Why it makes sense? In short, since R’s design (as many other programming languages) is to use the local machine runnable memory (RAM) and CPU by default (as of end of 2014, and except when the Snowfall package is used), one can rip enormous benefits from R any scripts developed locally and deployed to the Cloud (let me stress, without any changes) where there is as much RAM and CPU power at your disposal as you need (or can pay for), and therefore the limit to how much data you can process gets lifted

But let me speculate, what remains to be discovered or seen, as well as it is not mentioned in the book is how parallelized R in the Cloud would work. Personally, it is a huge thing, bigger than harnessing the power of the local GPU. There is some ground work laid: http://cran.r-project.org/web/views/HighPerformanceComputing.html but again, it seems to me not progressing fast enough (perhaps as many other grid computing technologies). To me, passing this milestone is of an utter importance to be able to process the data volumes of 2020 . But please read the book to know more, a lot more.
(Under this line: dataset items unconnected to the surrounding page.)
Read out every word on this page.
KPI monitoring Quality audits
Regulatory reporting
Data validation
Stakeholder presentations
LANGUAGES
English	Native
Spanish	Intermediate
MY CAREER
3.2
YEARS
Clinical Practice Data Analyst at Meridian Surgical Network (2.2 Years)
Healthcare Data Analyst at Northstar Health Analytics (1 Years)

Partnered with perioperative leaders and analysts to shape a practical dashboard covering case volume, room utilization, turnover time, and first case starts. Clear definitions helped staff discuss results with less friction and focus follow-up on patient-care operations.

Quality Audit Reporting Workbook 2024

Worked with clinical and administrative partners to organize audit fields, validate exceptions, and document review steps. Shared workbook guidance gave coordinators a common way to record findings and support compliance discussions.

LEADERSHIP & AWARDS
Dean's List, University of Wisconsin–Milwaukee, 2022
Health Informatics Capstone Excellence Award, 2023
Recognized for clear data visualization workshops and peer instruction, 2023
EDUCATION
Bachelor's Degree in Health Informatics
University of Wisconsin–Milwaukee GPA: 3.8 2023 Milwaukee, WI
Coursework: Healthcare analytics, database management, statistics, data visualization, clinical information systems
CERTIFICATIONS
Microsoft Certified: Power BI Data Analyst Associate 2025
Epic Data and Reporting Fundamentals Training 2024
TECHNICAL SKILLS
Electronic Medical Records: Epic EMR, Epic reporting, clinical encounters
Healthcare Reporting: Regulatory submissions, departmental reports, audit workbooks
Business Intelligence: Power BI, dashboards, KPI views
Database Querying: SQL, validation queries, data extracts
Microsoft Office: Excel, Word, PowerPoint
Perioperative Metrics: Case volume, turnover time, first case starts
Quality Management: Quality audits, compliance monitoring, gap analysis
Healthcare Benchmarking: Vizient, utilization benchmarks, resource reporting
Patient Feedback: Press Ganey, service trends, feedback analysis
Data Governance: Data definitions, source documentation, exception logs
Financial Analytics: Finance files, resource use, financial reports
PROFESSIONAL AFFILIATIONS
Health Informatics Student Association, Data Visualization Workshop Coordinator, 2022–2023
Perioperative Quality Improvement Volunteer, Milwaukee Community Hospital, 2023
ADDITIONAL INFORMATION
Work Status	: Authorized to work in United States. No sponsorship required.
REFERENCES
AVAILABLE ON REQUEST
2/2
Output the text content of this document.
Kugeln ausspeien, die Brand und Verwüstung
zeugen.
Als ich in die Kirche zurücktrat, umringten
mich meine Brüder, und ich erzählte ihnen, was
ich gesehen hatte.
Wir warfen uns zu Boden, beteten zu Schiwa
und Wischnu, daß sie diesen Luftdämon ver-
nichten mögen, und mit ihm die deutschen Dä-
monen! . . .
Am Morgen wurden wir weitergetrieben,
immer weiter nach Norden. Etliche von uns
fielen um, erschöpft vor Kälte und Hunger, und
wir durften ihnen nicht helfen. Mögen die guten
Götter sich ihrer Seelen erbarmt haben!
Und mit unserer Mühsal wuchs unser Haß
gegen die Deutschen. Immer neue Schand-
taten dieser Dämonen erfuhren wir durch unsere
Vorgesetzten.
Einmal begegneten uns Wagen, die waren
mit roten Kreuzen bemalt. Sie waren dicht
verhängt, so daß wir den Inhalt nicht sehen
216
Another supporting item for the Cloud + R scheme I can add is that most end-results are anyways shared on the Web, either in form of a publication, chart, or even a web application. And the Cloud and Web are close neighbours.

OK, more on the book itself. And may be I shall start from an item I did not expect to find in a Springer book: personal interviews. It seems that every chapter in the book has at least one. This says to me Mr. A. Ohri keeps in close contact with and very well respected by the technology leaders in his area of interests, yet that the author keeps abreast with the latest happenings in the R space. I enjoyed many interviews and found them very technologically tasteful and professional. The most I liked is the one with Jeroen Ooms, the person I admire as an advanced data scientist, the inventor of OpenCPU. How useful all the interviews are, hmm, I will let you to decide.

It is needless to say, Ajay made sure there is comprehensive ground covered of what is available to a person working or planning to with R in the Cloud, and it seems to be a non bias coverage based on a well done, prior research, exactly as I expected it to be seen in a Springer book. I made a dozen of bookmarks or so discovering new articles and projects I was not aware of. Thank you Ajay!

Otherwise, the book is opening for experimentation and thought. It is full of practical examples, tons of relevant reference. Alas, several things did not work for me and some links appeared dead.

In terms of closing, do not expect this book to be at a student’s desk, I mean it is not for learning R, even though there is runnable code in images. It in my opinion is targeting a mature R user who wants to expand one’s horizons or a corporate decision maker willing to take one’s enterprise one notch (well actually a lot) further ahead in the game.

My verdict: 4 out of 5. A deserving read, even though more like a collection of stories and collection of technologies. A possibly convincing approach and sure inspiring to take the R community to new heights.